Set up a new React project with a proven folder structure and architectural patterns from day one.
Refactor an existing messy React codebase by studying the reference app and applying cleaner patterns incrementally.
Onboard a new team to a React project by sharing this guide as a shared architectural reference and decision-making framework.
Learn how to build a clean API layer, manage state, write tests, and handle errors in production React apps.

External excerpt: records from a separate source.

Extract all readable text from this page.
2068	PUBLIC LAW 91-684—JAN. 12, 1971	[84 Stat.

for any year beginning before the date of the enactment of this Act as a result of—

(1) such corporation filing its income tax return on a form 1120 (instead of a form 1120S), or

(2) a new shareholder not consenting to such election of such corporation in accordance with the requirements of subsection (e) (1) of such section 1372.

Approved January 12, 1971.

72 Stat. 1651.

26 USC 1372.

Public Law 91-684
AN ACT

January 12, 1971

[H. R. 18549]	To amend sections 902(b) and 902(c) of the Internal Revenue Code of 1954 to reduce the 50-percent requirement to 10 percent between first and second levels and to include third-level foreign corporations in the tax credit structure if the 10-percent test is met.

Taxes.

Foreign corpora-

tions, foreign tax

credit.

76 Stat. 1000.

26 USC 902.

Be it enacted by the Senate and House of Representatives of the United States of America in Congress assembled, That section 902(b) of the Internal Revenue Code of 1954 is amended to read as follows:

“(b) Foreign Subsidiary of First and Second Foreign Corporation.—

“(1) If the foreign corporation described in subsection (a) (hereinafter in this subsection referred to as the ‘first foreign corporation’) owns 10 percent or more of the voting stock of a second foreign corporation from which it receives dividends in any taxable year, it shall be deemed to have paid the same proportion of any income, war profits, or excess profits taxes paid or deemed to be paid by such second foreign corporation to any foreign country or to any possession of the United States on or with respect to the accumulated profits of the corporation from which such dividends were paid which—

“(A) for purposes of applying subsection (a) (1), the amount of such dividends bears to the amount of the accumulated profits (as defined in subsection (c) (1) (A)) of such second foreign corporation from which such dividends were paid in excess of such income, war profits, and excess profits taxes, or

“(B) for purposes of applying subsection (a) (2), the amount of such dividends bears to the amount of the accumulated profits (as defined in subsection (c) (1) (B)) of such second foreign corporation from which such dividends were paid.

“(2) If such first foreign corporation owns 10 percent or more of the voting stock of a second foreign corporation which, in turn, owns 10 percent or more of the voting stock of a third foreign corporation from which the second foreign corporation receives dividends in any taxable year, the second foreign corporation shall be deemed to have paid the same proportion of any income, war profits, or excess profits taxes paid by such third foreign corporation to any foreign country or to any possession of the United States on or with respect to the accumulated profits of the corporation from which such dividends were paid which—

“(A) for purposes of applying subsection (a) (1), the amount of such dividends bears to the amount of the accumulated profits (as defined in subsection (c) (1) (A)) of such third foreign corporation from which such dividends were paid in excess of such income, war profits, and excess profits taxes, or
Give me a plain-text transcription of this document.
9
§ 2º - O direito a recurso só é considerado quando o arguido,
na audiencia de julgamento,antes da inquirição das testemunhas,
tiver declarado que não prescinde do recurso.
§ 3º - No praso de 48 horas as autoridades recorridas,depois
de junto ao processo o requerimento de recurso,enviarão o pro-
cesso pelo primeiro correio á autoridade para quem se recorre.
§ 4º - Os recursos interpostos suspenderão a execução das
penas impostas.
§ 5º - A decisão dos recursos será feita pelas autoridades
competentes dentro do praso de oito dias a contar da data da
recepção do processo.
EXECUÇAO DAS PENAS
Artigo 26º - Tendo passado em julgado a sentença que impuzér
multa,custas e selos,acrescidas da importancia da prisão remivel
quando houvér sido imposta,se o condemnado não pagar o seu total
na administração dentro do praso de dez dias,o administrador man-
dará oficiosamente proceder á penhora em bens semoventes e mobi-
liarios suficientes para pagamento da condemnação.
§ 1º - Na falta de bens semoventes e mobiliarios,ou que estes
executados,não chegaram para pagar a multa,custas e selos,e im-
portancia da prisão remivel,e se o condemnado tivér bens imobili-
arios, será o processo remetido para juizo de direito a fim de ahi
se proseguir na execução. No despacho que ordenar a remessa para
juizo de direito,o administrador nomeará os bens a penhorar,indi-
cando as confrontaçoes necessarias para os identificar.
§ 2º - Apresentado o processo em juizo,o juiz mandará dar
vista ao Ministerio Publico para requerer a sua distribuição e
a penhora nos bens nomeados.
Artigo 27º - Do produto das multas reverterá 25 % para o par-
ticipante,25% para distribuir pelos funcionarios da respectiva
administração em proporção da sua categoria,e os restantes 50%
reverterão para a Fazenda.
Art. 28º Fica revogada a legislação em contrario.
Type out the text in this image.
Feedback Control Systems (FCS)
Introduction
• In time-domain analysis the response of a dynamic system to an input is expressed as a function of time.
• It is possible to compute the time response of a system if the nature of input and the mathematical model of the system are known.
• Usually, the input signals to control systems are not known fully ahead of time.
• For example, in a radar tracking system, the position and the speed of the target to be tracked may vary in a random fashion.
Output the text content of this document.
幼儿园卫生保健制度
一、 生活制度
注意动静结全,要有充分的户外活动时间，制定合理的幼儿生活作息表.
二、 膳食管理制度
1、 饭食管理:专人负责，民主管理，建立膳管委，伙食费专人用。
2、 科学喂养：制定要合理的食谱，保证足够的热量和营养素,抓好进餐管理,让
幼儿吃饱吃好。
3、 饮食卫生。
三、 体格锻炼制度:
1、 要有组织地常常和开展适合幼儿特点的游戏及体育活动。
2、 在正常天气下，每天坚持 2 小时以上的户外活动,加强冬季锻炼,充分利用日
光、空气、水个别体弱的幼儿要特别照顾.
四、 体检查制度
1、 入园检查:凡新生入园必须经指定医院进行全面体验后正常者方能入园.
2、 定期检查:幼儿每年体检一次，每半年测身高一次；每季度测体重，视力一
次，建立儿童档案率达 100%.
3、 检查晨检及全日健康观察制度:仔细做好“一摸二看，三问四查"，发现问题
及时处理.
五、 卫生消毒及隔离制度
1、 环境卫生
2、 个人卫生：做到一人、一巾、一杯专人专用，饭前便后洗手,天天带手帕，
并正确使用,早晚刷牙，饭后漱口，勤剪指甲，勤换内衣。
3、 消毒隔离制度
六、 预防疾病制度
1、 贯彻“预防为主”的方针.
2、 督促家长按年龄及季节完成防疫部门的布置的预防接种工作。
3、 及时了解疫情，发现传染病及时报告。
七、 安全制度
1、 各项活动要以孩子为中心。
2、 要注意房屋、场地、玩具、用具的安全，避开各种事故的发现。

Bulletproof React is an opinionated architecture guide and reference application for building large, production-ready React web applications. It addresses a well-known pain point in React development: React itself is a user interface library, not a full framework, so it does not tell you how to organize your project, manage state, fetch data from servers, handle errors, or test your code. This flexibility is powerful but can lead to chaotic, inconsistent codebases, especially on teams where different developers make different architectural choices. The project provides a sample application built with real-world patterns, accompanied by documentation covering each major concern of a production app: how to structure folders, how to build a clean API layer for talking to backend services, how to manage global versus local state, how to write tests, how to handle errors gracefully, how to think about security and performance, and how to deploy. Each section explains not just what to do but why, making it a learning resource as much as a reference. The repository is not a starter template you clone and fill in, it is more like an expert's opinionated playbook. You read the docs, study the sample code, and apply the relevant patterns to your own project. The author emphasizes that you do not need to follow everything exactly; pick what makes sense for your team and stay consistent. You would use this if you are starting a new React project of non-trivial size, if your existing codebase has grown messy and you want to refactor toward a cleaner structure, or if you are onboarding a team and need a shared architectural reference. The tech stack is TypeScript with React, built on both Next.js (App Router and Pages Router variants) and React with Vite, using modern libraries for state management, data fetching, forms, and testing as described in the sample app.
Generated 2026-05-18 · Model: sonnet-4-6 · Verify against the repo before relying on details.